Хемет зашел с противоположной стороны и попросил вызвать Чулак.
— Ты не видела мальчонку? — спросил он сразу. — Рыжий…
— Здравствуй, Хемет! — сказала она, чувствительно ударяя рукой по плечу Хемета. — Я уж думала, тебя дезертиры подстрелили или комиссары за решетку упрятали!..
— Отвечай, — отрывисто сказал он. — Не видела ли ты среди своего сброда рыжего мальчонку? Очень рыжий, даже на ушах у него веснушки…
Она напряженно задумалась. Потом покачала головой.
— Нет, не видела. Но я теперь внимательно буду смотреть.
— Очень рыжий, — повторил он.
— Зайди, я налью тебе нашего супа, — сказала Чулак. — Он не так уж плох, как ты, может, думаешь.
Хемет отказался, обошел строеньице и глянул на два ряда столов и нигде не увидел рыжей головы.

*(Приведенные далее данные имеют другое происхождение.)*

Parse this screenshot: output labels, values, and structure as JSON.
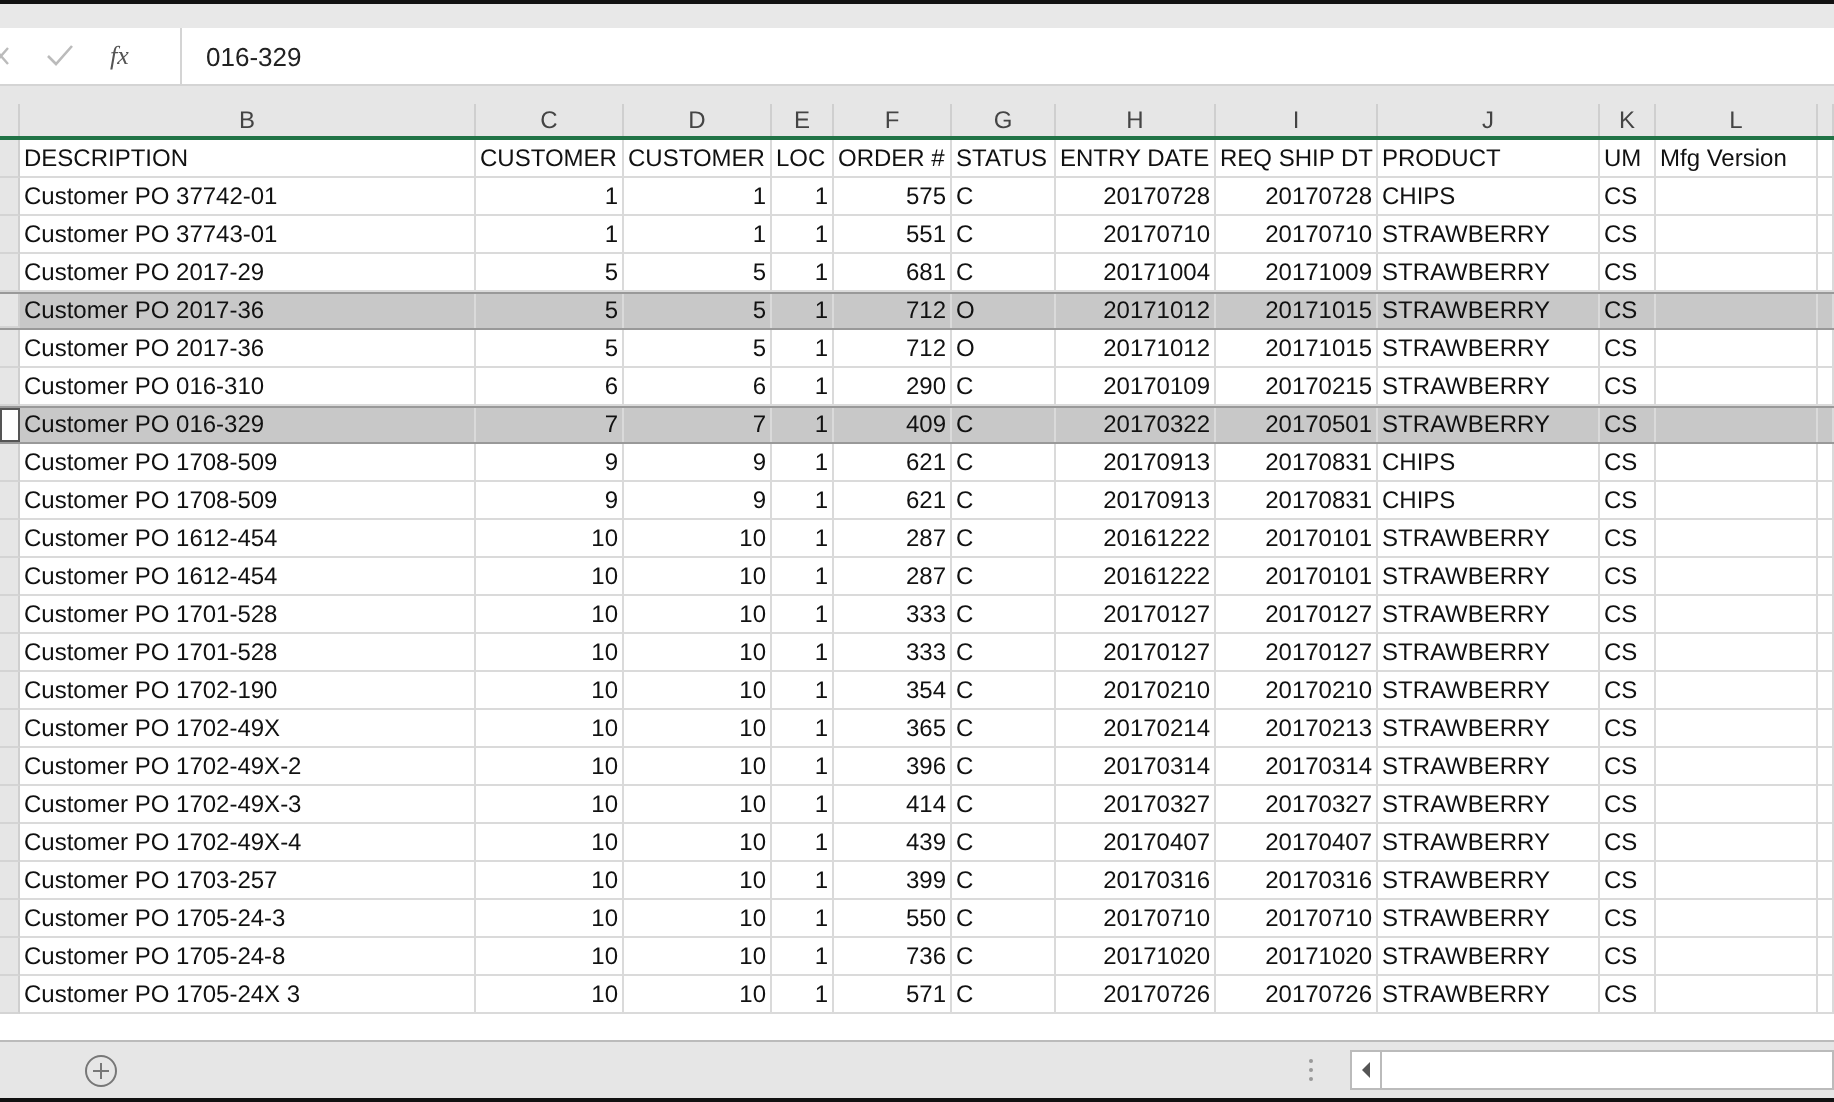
{
  "formula_bar": {
    "fx": "fx",
    "value": "016-329"
  },
  "columns": [
    {
      "letter": "B",
      "kind": "text"
    },
    {
      "letter": "C",
      "kind": "number"
    },
    {
      "letter": "D",
      "kind": "number"
    },
    {
      "letter": "E",
      "kind": "number"
    },
    {
      "letter": "F",
      "kind": "number"
    },
    {
      "letter": "G",
      "kind": "text"
    },
    {
      "letter": "H",
      "kind": "number"
    },
    {
      "letter": "I",
      "kind": "number"
    },
    {
      "letter": "J",
      "kind": "text"
    },
    {
      "letter": "K",
      "kind": "text"
    },
    {
      "letter": "L",
      "kind": "text"
    }
  ],
  "rows": [
    {
      "selected": false,
      "active": false,
      "cells": [
        "DESCRIPTION",
        "CUSTOMER",
        "CUSTOMER",
        "LOC",
        "ORDER #",
        "STATUS",
        "ENTRY DATE",
        "REQ SHIP DT",
        "PRODUCT",
        "UM",
        "Mfg Version"
      ]
    },
    {
      "selected": false,
      "active": false,
      "cells": [
        "Customer PO  37742-01",
        "1",
        "1",
        "1",
        "575",
        "C",
        "20170728",
        "20170728",
        "CHIPS",
        "CS",
        ""
      ]
    },
    {
      "selected": false,
      "active": false,
      "cells": [
        "Customer PO  37743-01",
        "1",
        "1",
        "1",
        "551",
        "C",
        "20170710",
        "20170710",
        "STRAWBERRY",
        "CS",
        ""
      ]
    },
    {
      "selected": false,
      "active": false,
      "cells": [
        "Customer PO  2017-29",
        "5",
        "5",
        "1",
        "681",
        "C",
        "20171004",
        "20171009",
        "STRAWBERRY",
        "CS",
        ""
      ]
    },
    {
      "selected": true,
      "active": false,
      "cells": [
        "Customer PO  2017-36",
        "5",
        "5",
        "1",
        "712",
        "O",
        "20171012",
        "20171015",
        "STRAWBERRY",
        "CS",
        ""
      ]
    },
    {
      "selected": false,
      "active": false,
      "cells": [
        "Customer PO  2017-36",
        "5",
        "5",
        "1",
        "712",
        "O",
        "20171012",
        "20171015",
        "STRAWBERRY",
        "CS",
        ""
      ]
    },
    {
      "selected": false,
      "active": false,
      "cells": [
        "Customer PO  016-310",
        "6",
        "6",
        "1",
        "290",
        "C",
        "20170109",
        "20170215",
        "STRAWBERRY",
        "CS",
        ""
      ]
    },
    {
      "selected": true,
      "active": true,
      "cells": [
        "Customer PO  016-329",
        "7",
        "7",
        "1",
        "409",
        "C",
        "20170322",
        "20170501",
        "STRAWBERRY",
        "CS",
        ""
      ]
    },
    {
      "selected": false,
      "active": false,
      "cells": [
        "Customer PO  1708-509",
        "9",
        "9",
        "1",
        "621",
        "C",
        "20170913",
        "20170831",
        "CHIPS",
        "CS",
        ""
      ]
    },
    {
      "selected": false,
      "active": false,
      "cells": [
        "Customer PO  1708-509",
        "9",
        "9",
        "1",
        "621",
        "C",
        "20170913",
        "20170831",
        "CHIPS",
        "CS",
        ""
      ]
    },
    {
      "selected": false,
      "active": false,
      "cells": [
        "Customer PO  1612-454",
        "10",
        "10",
        "1",
        "287",
        "C",
        "20161222",
        "20170101",
        "STRAWBERRY",
        "CS",
        ""
      ]
    },
    {
      "selected": false,
      "active": false,
      "cells": [
        "Customer PO  1612-454",
        "10",
        "10",
        "1",
        "287",
        "C",
        "20161222",
        "20170101",
        "STRAWBERRY",
        "CS",
        ""
      ]
    },
    {
      "selected": false,
      "active": false,
      "cells": [
        "Customer PO  1701-528",
        "10",
        "10",
        "1",
        "333",
        "C",
        "20170127",
        "20170127",
        "STRAWBERRY",
        "CS",
        ""
      ]
    },
    {
      "selected": false,
      "active": false,
      "cells": [
        "Customer PO  1701-528",
        "10",
        "10",
        "1",
        "333",
        "C",
        "20170127",
        "20170127",
        "STRAWBERRY",
        "CS",
        ""
      ]
    },
    {
      "selected": false,
      "active": false,
      "cells": [
        "Customer PO  1702-190",
        "10",
        "10",
        "1",
        "354",
        "C",
        "20170210",
        "20170210",
        "STRAWBERRY",
        "CS",
        ""
      ]
    },
    {
      "selected": false,
      "active": false,
      "cells": [
        "Customer PO  1702-49X",
        "10",
        "10",
        "1",
        "365",
        "C",
        "20170214",
        "20170213",
        "STRAWBERRY",
        "CS",
        ""
      ]
    },
    {
      "selected": false,
      "active": false,
      "cells": [
        "Customer PO  1702-49X-2",
        "10",
        "10",
        "1",
        "396",
        "C",
        "20170314",
        "20170314",
        "STRAWBERRY",
        "CS",
        ""
      ]
    },
    {
      "selected": false,
      "active": false,
      "cells": [
        "Customer PO  1702-49X-3",
        "10",
        "10",
        "1",
        "414",
        "C",
        "20170327",
        "20170327",
        "STRAWBERRY",
        "CS",
        ""
      ]
    },
    {
      "selected": false,
      "active": false,
      "cells": [
        "Customer PO  1702-49X-4",
        "10",
        "10",
        "1",
        "439",
        "C",
        "20170407",
        "20170407",
        "STRAWBERRY",
        "CS",
        ""
      ]
    },
    {
      "selected": false,
      "active": false,
      "cells": [
        "Customer PO  1703-257",
        "10",
        "10",
        "1",
        "399",
        "C",
        "20170316",
        "20170316",
        "STRAWBERRY",
        "CS",
        ""
      ]
    },
    {
      "selected": false,
      "active": false,
      "cells": [
        "Customer PO  1705-24-3",
        "10",
        "10",
        "1",
        "550",
        "C",
        "20170710",
        "20170710",
        "STRAWBERRY",
        "CS",
        ""
      ]
    },
    {
      "selected": false,
      "active": false,
      "cells": [
        "Customer PO  1705-24-8",
        "10",
        "10",
        "1",
        "736",
        "C",
        "20171020",
        "20171020",
        "STRAWBERRY",
        "CS",
        ""
      ]
    },
    {
      "selected": false,
      "active": false,
      "cells": [
        "Customer PO  1705-24X 3",
        "10",
        "10",
        "1",
        "571",
        "C",
        "20170726",
        "20170726",
        "STRAWBERRY",
        "CS",
        ""
      ]
    }
  ]
}
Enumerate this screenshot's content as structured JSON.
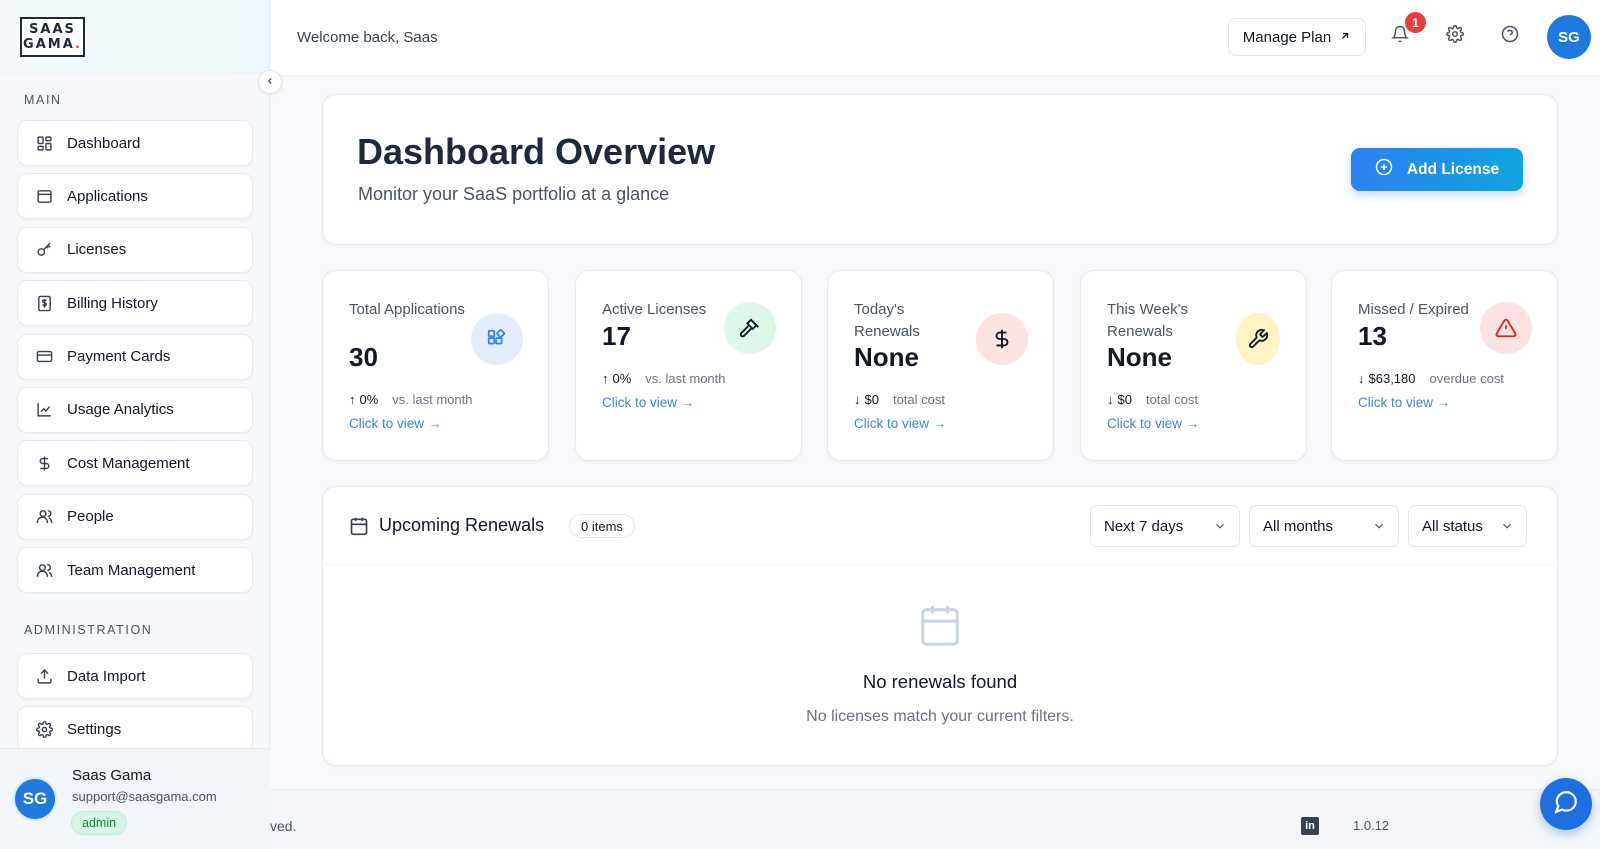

В тот день он еще заглянул на сенной базар, затем был на станции. На путях стояли поломанные вагоны, бездействующие паровозы. По перрону бродили, лежали вповалку у тумб, у некогда обильных лотков оборванные, изможденные люди. Стал сеяться мелкий дождь, и некоторые поднялись и легли у стены вокзального зданьица. Он остановил двух маленьких оборванцев и спросил, не видали ли они очень рыжего мальчишку, и они внимательно смотрели на него, слишком внимательно — ему даже показалось, что они внюхиваются в него. Подбежали еще несколько мальчишек. Нет, сказали они наконец, не видали рыжего, такого, чтоб очень уж рыжий.
Он отошел от них, и когда машинально сунул руку в карман, то там не оказалось пирожков. Он усмехнулся, вынул пирожки, которые были у него в другом кармане, и стал искать мальчишек. Их словно ветром сдуло. Он положил пирожки на лоток, а когда, отойдя немного, оглянулся, увидел у лотка пылкое копошение оборванных фигур.